Seeking the perfect data-readiness prior to leveraging data and developing AI is not a winning strategy. Financial institutions yielding benefits from AI are the ones that dare to take action, in a controlled manner, with the right type of focus and safety nets. And this starts by giving people access to data as an essential step to ownership, data consciousness, and action. With the right framework and IT setup, banks have the possibility to equip broad communities with the capacity to test, learn, develop, and turn data into meaningful outputs — whether to better know their customers, manage risks, or improve operational process resilience without jeopardizing their governance objectives.

Anti-Money Laundering (AML) is a domain where there is both consensus on the potential of AI and deep fear on unwanted effects of ill-managed models. All banks are today equipped with rules-based engines. More than often, these trigger large amounts of false negatives and limited capacity to do early new risk identification, leading to high costs of alerts management and non-effective setups. Balancing approaches between keeping existing systems live and gradually enhancing them with first alert tiering, agile thresholds testing, and simplified rules to machine learning alerts comparison is critical to delivering successful transformation in this domain, with the right trust from all stakeholders, including market regulators. 

How to approach AML successfully with AI is just one of the examples of why putting data to work is first and foremost a question of balance: Where big bang approaches fail, having step-by-step, agile initiatives owned by empowered teams is the key to successfully turn AI into a driving transformation force.

3. As With All Systemic Changes, Embedding Is the Core Target: 

New technologies can long live as Proof of Concepts. But full impact only happens when underlying processes (including systems, people, and organization) change themselves.

When looking at the opportunities linked to data, the magnitude of impact can be overlooked if proper embedding in day-to-day processes is not taken into account. In this domain, the ultimate objective should be to equip current process owners, supported by business-focused data teams as needed, with the right means to drive their own process transformation. 

Such approaches can take many different forms. First, it is about ensuring that these teams have first-right capacity to understand their activities with the required industrialized KPIs and measure trends over time. The next step soon becomes mining processes to uncover inefficiencies or conformance issues, and perform root cause analysis prior to embracing the potential of predictive insights. Overall, these data techniques, from basic to advanced, can only deliver their full potential if embraced by process owners themselves and embedded in day-to-day activities and systems. Removing silos between AI initiatives and business programs with an urgency for short-term, tangible impact is among the keys for success. 

While historically AI investments have been geared towards risk management and customer growth, there is a growing trend towards directing some of these efforts towards operational resilience objectives. This is a continuous effort for banks: reducing operational costs while improving efficiency. And much has been done in the past, be it with RPA, SixSigma, offshoring, and other methodologies. Accelerating everyday use of data and AI, across processes and systems, with teams empowered to own their change agenda, opens a significant path for renewed transformation opportunities in their organizations.

4. From Generative AI as an Objective to a Data-Transformation Catalyst: 

Generative AI is at the forefront of the recent debate, and rightly so: It opens tremendous potential for financial institutions that are, by essence, high content producers.
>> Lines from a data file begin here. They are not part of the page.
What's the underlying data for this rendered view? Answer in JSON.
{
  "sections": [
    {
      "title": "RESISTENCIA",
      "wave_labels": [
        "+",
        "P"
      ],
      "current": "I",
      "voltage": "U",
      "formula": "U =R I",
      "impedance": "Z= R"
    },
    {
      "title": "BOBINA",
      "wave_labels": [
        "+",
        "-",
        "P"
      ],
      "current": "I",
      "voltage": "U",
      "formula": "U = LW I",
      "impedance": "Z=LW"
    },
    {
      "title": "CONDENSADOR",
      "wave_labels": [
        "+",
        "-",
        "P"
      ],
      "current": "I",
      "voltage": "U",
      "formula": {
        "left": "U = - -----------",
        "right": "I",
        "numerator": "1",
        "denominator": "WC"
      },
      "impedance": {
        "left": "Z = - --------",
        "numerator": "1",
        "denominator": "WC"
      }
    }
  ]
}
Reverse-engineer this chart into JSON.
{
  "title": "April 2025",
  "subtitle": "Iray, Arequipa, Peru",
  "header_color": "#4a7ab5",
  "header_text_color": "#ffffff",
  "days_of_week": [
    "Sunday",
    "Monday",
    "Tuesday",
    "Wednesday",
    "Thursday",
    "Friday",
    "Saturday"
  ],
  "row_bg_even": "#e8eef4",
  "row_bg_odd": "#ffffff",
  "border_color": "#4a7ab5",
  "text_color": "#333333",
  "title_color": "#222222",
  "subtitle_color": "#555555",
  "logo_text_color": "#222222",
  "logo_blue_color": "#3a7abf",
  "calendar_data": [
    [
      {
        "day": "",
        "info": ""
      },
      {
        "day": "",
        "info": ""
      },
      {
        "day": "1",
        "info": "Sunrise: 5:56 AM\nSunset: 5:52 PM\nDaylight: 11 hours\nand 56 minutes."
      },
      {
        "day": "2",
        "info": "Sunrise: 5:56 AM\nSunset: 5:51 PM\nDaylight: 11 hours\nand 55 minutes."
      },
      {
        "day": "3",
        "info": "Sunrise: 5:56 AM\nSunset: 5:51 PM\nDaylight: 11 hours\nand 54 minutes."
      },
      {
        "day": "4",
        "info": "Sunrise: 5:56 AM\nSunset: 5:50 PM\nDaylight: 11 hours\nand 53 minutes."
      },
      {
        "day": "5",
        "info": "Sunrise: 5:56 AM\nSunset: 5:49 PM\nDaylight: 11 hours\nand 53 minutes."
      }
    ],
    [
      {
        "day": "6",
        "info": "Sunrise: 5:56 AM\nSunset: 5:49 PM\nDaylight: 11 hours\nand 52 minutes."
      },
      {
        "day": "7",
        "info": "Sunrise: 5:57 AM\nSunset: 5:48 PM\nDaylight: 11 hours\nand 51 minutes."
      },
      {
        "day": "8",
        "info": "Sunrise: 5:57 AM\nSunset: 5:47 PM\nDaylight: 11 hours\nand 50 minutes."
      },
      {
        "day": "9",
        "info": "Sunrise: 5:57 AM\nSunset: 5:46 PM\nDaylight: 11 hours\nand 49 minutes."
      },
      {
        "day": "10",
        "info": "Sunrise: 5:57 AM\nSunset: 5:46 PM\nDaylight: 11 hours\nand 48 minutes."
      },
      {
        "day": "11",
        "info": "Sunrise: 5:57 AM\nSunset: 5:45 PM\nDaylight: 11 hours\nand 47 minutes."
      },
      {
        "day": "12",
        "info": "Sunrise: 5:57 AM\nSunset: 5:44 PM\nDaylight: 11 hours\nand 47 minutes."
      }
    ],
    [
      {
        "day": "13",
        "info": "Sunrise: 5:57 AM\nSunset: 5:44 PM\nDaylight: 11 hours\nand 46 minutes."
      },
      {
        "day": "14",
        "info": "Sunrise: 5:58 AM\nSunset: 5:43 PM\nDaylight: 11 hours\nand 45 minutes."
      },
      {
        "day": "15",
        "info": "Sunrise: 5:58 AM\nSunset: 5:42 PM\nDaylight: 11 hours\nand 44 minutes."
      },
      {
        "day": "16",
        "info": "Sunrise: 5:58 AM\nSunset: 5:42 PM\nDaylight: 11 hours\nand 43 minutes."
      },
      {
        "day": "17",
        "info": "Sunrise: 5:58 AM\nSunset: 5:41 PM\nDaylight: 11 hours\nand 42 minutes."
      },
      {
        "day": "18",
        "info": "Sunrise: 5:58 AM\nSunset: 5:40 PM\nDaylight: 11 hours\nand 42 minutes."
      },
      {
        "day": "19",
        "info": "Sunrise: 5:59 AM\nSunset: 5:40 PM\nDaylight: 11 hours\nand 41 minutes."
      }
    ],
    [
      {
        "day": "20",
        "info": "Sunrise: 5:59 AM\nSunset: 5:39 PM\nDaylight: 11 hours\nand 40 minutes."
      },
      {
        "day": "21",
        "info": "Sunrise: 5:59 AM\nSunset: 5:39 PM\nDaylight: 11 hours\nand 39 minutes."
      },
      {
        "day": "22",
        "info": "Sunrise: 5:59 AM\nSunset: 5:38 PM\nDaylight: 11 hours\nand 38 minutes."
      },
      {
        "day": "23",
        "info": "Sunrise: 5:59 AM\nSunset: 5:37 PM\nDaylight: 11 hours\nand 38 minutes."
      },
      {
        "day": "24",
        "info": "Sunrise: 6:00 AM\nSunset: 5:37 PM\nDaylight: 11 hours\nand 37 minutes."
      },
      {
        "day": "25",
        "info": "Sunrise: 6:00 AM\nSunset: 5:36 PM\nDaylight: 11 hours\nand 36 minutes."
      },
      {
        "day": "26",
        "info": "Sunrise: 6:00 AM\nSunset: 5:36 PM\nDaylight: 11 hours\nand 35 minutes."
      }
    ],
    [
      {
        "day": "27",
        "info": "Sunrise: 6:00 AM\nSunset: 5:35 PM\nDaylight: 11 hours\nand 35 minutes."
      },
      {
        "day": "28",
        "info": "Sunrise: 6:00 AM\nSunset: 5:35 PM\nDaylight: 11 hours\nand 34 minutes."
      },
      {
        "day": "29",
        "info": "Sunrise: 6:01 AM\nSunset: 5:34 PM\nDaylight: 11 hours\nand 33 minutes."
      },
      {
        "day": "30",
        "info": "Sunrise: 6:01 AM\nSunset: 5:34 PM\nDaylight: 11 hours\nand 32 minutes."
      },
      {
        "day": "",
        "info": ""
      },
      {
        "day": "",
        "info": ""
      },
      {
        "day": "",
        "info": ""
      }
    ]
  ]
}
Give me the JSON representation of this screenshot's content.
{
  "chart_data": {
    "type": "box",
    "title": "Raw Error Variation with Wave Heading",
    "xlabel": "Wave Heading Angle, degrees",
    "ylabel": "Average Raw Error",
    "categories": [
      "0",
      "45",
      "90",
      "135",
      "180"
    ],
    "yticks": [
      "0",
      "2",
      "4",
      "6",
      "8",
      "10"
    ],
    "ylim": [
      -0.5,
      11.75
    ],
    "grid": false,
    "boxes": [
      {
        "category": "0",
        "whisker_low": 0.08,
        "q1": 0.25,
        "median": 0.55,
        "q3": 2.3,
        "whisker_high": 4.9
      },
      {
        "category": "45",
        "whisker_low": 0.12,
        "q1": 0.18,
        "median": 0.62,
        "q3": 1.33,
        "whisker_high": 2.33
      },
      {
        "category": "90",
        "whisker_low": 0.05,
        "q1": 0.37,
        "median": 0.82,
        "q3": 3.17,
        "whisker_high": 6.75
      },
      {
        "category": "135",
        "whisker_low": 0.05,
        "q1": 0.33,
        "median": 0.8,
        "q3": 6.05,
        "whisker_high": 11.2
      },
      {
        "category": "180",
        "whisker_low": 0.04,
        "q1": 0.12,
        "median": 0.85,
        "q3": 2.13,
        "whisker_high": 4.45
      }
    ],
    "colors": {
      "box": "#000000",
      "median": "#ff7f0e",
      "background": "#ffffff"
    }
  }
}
Once related risks are managed, all banks have similar objectives in line of sight: reducing operational burden (and costs), unlocking new scalability in their operations, and more. 

For some financial players that have been slower to embrace the data journey, Generative AI can seem a softer path forward. Less dependent on data, it bears apparent simpler promises to augment customized customer interactions, simplify knowledge querying, and much more. 

When it comes to comprehensive process augmentation, it’s rare to be able to rely on single techniques. If we take the example of climate change management and the need for banks to fully own and manage the carbon exposure of their credit portfolios, Generative AI will play a key role in simplifying conversion of documents into insights, but more will need to come into play. Solving this challenge will be about combining the tremendous potential of Generative AI with other more traditional data approaches, and blending all towards the unique solutions each financial institution will need. 

Overall, be it for climate change management, risk mitigation, or simply operational burden reduction, the potential of Generative AI is extensive. The advice is to embrace its potential as a flagship to accelerate the comprehensive data and AI strategies banks seek. 

Capture the Data and AI Potential in 2024 and Beyond

Thanks to more than 150 customers in the financial sector, Dataiku benefits from a unique point of view on how banks and other financial institutions embrace the potential of data and AI. All share the same fundamental conviction: They bet on what makes them unique — their employees — empowering them with means to act, while consciously building the appropriate governance to support a trusted acceleration curve. With Generative AI as a new catalyst, we can expect the move to data and AI to further accelerate, thus becoming one of the main new competitiveness factors across institutions in the next few years.